Artspan has been around since 1999. They rank high in top search engines, resulting high volume traffic each day. This means more people will potentially be viewing your art – people you wouldn’t know how to reach as an individual.
Artists on Artspan have their own fully customizable websites. The templates are easy to navigate and you can have your art up for sale quickly.
Finally there is LuLu. For an entirely different approach you can sell your images on LuLu. This is great for the artist who has a lot of artwork, but doesn’t want to part with it. On this site, you can create you own art books, calendars, comics, and children’s book. LuLu can publish the piece of work complete with its own ISBN number to sell on Amazon.com.
Wherever you decide to sell your art online, know that putting it out there opens the door to criticism. The anonymous factor of the web seems to give people freedom to say things they wouldn’t face to face.

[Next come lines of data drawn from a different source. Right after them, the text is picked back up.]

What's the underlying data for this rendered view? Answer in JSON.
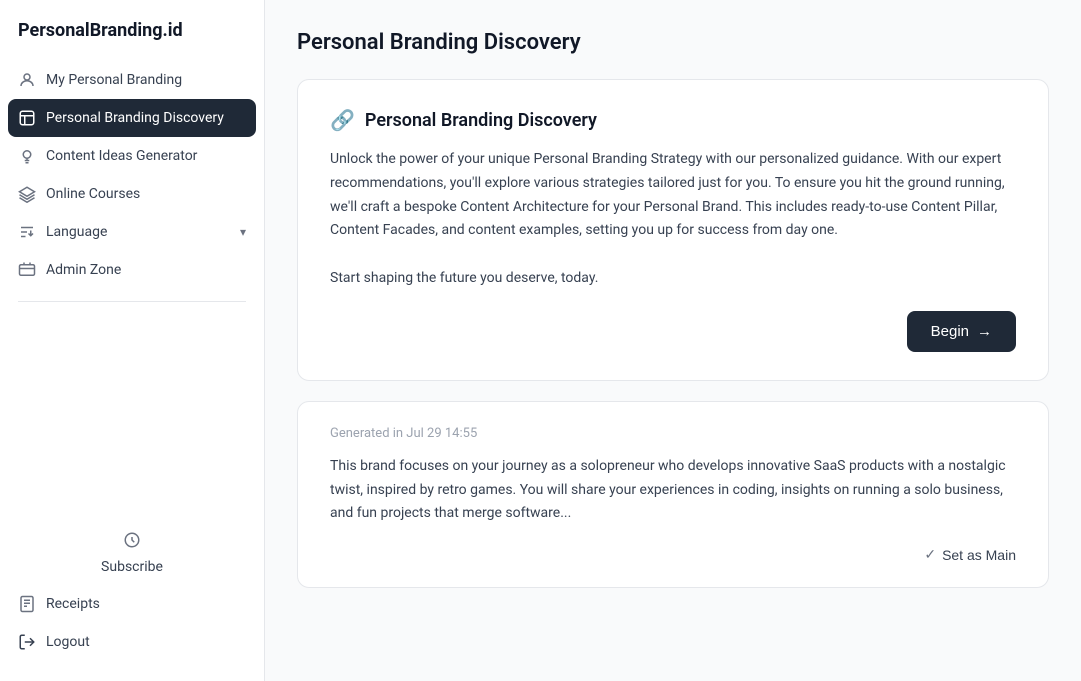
{
  "app": {
    "name": "PersonalBranding.id"
  },
  "sidebar": {
    "logo": "PersonalBranding.id",
    "items": [
      {
        "id": "my-personal-branding",
        "label": "My Personal Branding",
        "icon": "user-icon",
        "active": false
      },
      {
        "id": "personal-branding-discovery",
        "label": "Personal Branding Discovery",
        "icon": "compass-icon",
        "active": true
      },
      {
        "id": "content-ideas-generator",
        "label": "Content Ideas Generator",
        "icon": "bulb-icon",
        "active": false
      },
      {
        "id": "online-courses",
        "label": "Online Courses",
        "icon": "courses-icon",
        "active": false
      },
      {
        "id": "language",
        "label": "Language",
        "icon": "language-icon",
        "active": false,
        "hasChevron": true
      },
      {
        "id": "admin-zone",
        "label": "Admin Zone",
        "icon": "admin-icon",
        "active": false
      }
    ],
    "bottom_items": [
      {
        "id": "subscribe",
        "label": "Subscribe",
        "icon": "subscribe-icon"
      },
      {
        "id": "receipts",
        "label": "Receipts",
        "icon": "receipts-icon"
      },
      {
        "id": "logout",
        "label": "Logout",
        "icon": "logout-icon"
      }
    ]
  },
  "page": {
    "title": "Personal Branding Discovery"
  },
  "discovery_card": {
    "icon": "🔗",
    "title": "Personal Branding Discovery",
    "body": "Unlock the power of your unique Personal Branding Strategy with our personalized guidance. With our expert recommendations, you&apos;ll explore various strategies tailored just for you. To ensure you hit the ground running, we&apos;ll craft a bespoke Content Architecture for your Personal Brand. This includes ready-to-use Content Pillar, Content Facades, and content examples, setting you up for success from day one.\n\nStart shaping the future you deserve, today.",
    "begin_button": "Begin"
  },
  "generated_card": {
    "timestamp": "Generated in Jul 29 14:55",
    "body": "This brand focuses on your journey as a solopreneur who develops innovative SaaS products with a nostalgic twist, inspired by retro games. You will share your experiences in coding, insights on running a solo business, and fun projects that merge software...",
    "set_as_main_label": "Set as Main"
  }
}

Don’t be discouraged if you get negative feedback. Most people on the artist's websites are kind, but some don’t know how to communicate online and others are just mean spirited. Getting any feedback is good though, since art is meant to move people to respond emotionally.
When you decide on a community of artists to join, take some time to look around at the other artists' work. Make comments and ask questions. Keeping active on these sites is a good way to boost views as well as make contacts and friends.
The online marketplace is enormous, so shop around and read the fine print before signing up with any site. Then get out there and start networking! People from around the world use these online art marketing sites, to sell and to buy. It’s an exciting feeling having someone from far, far away comment or purchase your art.